Produção pesa mais no diesel, mas impostos e margens travam queda. "O preço final do diesel é uma combinação de diferentes fatores, sendo o preço de produção - a parcela da Petrobras - o maior componente", explica Márcio D'Agosto, professor titular de engenharia de transporte da COPPE (Coordenação dos Programas de Pós-Graduação em Engenharia) da UFRJ (Universidade Federal do Rio de Janeiro). "Outros fatores incluem impostos federais (PIS/Cofins) e estaduais (ICMS), o preço referente à adição de biodiesel, e a margem da distribuidora e a dos postos de combustíveis."
Venda da BR é apontada como raiz do problema. Para D'Agosto, a privatização da BR Distribuidora, hoje Vibra Energia, é um ponto-chave da distorção. "O governo perdeu o controle sobre os preços praticados pelas distribuidoras", afirma. Segundo ele, a mudança reduziu a concorrência e enfraqueceu instrumentos de política pública sobre combustíveis, que envolvem não apenas economia, mas segurança energética.
Margem da distribuidora é o último componente do preço final do diesel. No atual sistema, as companhias de distribuição recebem o combustível na sua base (100% diesel), pagam os custos de produção, impostos federais e estaduais, e o valor referente à adição de biodiesel, que elas são as responsáveis por adicionar à mistura.
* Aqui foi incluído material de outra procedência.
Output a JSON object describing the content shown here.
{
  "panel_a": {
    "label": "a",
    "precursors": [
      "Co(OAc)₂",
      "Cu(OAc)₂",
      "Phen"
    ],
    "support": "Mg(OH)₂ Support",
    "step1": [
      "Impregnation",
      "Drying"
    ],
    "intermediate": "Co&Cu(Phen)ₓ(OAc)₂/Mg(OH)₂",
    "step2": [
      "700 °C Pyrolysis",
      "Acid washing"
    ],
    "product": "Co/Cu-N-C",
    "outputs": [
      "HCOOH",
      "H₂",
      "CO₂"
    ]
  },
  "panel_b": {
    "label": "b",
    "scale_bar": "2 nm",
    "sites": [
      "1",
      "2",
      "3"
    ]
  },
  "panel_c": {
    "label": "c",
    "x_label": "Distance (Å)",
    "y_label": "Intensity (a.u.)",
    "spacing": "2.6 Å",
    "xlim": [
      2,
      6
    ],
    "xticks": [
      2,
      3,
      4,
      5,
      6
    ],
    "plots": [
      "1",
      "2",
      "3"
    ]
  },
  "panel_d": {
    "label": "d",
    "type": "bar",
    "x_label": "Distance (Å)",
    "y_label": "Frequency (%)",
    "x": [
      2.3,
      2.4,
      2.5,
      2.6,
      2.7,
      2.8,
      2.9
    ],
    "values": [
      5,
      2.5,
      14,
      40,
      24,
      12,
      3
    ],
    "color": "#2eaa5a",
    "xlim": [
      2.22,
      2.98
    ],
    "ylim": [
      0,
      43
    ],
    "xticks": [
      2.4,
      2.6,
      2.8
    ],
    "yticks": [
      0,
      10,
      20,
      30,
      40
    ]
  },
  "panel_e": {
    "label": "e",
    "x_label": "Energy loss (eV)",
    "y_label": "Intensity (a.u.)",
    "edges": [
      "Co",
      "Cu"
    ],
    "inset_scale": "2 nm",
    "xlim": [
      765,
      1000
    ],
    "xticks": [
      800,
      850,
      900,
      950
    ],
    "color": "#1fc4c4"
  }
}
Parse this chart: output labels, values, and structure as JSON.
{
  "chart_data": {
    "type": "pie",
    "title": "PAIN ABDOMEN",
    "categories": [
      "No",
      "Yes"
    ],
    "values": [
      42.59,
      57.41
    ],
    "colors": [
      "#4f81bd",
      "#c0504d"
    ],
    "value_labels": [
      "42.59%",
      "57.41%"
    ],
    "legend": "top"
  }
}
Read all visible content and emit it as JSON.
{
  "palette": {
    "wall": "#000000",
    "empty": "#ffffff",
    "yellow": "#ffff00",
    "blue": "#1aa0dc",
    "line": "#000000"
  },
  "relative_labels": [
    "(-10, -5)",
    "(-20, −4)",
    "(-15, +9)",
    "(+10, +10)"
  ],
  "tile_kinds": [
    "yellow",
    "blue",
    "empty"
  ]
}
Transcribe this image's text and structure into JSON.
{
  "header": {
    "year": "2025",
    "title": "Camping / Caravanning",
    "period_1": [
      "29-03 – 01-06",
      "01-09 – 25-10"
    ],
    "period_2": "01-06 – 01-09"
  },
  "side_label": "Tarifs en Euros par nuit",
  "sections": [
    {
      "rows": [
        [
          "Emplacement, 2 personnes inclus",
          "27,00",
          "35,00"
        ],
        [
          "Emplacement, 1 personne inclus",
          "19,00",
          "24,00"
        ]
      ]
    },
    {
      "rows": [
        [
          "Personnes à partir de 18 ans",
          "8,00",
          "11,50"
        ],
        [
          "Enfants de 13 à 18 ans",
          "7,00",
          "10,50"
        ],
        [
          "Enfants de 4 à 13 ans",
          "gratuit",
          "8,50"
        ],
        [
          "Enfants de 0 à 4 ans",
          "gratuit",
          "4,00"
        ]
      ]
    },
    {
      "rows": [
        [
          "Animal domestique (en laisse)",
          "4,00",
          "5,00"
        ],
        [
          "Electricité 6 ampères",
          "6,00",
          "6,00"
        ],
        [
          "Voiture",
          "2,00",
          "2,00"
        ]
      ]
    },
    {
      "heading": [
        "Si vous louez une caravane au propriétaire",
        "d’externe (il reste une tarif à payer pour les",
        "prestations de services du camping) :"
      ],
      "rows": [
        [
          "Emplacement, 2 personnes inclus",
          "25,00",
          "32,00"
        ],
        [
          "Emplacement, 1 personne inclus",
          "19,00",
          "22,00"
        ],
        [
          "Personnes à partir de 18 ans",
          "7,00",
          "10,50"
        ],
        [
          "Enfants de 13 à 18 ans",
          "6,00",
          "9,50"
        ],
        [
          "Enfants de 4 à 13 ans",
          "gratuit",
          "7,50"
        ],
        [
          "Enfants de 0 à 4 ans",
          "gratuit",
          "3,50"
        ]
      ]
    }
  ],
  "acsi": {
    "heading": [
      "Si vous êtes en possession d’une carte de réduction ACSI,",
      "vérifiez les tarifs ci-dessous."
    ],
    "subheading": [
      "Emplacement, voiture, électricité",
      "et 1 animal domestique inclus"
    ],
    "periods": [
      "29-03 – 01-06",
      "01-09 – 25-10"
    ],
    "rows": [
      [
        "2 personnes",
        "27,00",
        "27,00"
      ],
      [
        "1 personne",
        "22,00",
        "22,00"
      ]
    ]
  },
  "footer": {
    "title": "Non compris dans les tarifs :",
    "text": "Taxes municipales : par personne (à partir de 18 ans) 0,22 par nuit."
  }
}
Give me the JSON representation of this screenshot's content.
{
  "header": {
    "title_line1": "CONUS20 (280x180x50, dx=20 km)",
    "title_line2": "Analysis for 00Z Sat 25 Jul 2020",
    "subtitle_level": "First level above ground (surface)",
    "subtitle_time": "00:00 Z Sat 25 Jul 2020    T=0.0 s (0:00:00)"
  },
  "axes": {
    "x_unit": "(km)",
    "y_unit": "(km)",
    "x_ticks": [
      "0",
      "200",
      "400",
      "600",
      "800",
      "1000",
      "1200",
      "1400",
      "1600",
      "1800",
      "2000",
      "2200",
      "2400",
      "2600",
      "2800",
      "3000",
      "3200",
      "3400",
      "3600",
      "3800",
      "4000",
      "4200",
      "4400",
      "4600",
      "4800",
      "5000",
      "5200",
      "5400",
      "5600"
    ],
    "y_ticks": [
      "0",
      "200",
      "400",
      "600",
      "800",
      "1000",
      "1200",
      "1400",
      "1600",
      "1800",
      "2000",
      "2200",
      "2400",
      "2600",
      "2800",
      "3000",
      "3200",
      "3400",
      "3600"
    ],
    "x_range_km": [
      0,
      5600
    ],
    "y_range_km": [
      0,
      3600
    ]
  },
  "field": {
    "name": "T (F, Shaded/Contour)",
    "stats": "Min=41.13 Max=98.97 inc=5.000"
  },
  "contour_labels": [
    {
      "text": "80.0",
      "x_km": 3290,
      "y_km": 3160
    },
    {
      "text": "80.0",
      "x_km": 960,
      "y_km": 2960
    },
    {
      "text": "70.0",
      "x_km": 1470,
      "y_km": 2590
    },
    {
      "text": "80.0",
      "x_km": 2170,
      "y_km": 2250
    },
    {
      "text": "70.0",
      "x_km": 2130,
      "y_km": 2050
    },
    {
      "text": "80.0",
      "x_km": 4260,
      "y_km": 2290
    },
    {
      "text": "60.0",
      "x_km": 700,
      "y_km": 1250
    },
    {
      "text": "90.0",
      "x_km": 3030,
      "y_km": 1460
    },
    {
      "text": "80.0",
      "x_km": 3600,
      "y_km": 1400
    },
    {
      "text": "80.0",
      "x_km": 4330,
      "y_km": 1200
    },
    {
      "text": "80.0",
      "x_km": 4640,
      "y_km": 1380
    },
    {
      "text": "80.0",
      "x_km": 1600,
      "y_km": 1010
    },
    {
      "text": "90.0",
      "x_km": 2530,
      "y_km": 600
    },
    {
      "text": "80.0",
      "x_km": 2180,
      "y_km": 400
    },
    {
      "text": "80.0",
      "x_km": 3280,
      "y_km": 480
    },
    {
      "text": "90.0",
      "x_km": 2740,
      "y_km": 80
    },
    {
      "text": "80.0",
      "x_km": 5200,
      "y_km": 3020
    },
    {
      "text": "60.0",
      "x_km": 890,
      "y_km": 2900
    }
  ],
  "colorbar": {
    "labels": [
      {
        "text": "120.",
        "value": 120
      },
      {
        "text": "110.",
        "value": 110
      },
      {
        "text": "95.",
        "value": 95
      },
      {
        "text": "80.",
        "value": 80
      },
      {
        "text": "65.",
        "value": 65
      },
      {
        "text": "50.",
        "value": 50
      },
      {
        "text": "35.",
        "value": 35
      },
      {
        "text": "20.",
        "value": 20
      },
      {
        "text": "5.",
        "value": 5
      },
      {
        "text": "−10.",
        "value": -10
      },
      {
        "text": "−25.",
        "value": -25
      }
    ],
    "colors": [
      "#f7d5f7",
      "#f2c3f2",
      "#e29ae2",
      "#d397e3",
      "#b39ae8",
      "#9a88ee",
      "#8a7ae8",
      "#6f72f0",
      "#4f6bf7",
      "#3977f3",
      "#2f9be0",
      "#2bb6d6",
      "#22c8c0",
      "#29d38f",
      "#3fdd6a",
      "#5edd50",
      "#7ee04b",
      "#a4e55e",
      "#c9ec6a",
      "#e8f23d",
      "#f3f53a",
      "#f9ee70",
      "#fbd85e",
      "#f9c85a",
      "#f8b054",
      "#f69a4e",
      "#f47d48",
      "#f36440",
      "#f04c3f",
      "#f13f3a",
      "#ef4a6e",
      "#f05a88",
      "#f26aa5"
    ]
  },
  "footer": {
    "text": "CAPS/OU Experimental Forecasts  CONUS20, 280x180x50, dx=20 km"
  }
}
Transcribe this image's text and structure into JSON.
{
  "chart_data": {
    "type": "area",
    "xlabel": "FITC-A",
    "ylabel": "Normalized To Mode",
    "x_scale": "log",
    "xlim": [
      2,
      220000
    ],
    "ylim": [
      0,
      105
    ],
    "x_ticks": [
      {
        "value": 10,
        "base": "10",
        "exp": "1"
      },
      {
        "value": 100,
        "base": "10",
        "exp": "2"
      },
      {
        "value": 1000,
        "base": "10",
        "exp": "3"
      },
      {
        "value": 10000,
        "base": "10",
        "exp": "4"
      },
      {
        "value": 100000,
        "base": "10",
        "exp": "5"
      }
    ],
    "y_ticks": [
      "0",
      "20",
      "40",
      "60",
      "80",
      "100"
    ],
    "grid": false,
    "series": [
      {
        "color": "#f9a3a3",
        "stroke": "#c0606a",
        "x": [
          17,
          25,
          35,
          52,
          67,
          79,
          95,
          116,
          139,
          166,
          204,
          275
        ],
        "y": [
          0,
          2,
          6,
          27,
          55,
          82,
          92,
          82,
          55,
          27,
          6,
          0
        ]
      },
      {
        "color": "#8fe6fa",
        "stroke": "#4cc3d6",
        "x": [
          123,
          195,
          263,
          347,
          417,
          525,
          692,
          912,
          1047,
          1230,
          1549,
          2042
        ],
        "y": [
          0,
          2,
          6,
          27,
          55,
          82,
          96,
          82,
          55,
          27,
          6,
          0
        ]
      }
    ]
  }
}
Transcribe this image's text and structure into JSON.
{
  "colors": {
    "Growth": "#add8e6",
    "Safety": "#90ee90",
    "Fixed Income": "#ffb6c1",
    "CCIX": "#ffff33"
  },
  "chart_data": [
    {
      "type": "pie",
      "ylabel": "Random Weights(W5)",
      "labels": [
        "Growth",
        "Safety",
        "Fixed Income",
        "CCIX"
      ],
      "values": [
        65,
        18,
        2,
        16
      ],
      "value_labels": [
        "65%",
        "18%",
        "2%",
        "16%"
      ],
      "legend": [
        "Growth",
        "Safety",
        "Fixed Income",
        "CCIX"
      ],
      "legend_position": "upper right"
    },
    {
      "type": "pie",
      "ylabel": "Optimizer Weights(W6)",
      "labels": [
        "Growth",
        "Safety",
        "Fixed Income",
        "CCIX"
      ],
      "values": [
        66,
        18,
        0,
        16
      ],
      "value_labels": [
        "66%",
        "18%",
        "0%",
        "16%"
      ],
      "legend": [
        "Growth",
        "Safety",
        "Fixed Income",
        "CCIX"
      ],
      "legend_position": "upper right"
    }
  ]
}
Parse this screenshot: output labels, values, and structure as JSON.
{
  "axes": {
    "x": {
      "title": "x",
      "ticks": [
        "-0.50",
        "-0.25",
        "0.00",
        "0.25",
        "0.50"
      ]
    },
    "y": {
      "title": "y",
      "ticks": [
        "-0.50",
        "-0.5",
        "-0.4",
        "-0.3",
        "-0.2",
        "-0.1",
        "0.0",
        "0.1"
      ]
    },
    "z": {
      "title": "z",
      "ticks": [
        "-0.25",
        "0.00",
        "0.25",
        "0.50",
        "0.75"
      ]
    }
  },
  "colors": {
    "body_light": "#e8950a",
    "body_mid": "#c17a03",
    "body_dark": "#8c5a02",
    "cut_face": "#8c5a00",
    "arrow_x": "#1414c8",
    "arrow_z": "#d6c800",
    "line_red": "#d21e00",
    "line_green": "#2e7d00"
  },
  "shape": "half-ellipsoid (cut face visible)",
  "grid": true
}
A essa soma, elas acrescentam uma margem que inclui a logística de distribuição, estocagem e transporte. "Mas essa margem é um segredo comercial e, claro, não é divulgada pelas distribuidoras."
O biodiesel, insumo que é misturado ao diesel no Brasil, aumentou no período 2023-2025. O percentual de mistura passou de 10% para 15%, enquanto o preço do insumo subiu de R$ 0,58 para R$ 0,88 por litro. "O biodiesel hoje é mais caro que o diesel fóssil", explica Edmar Almeida, professor do Instituto de Energia da PUC-Rio. "Isso eleva o preço médio final."
Em 2024, o Brasil consumiu 67 bilhões de litros de diesel, o principal combustível utilizado no transporte rodoviário de cargas no Brasil. Esse tipo de modal responde por 60% da movimentação de todas as mercadorias no país. O diesel representa até 40% dos custos operacionais de uma transportadora. E o custo do frete corresponde a 30%, na média, do custo total dos produtos transportados.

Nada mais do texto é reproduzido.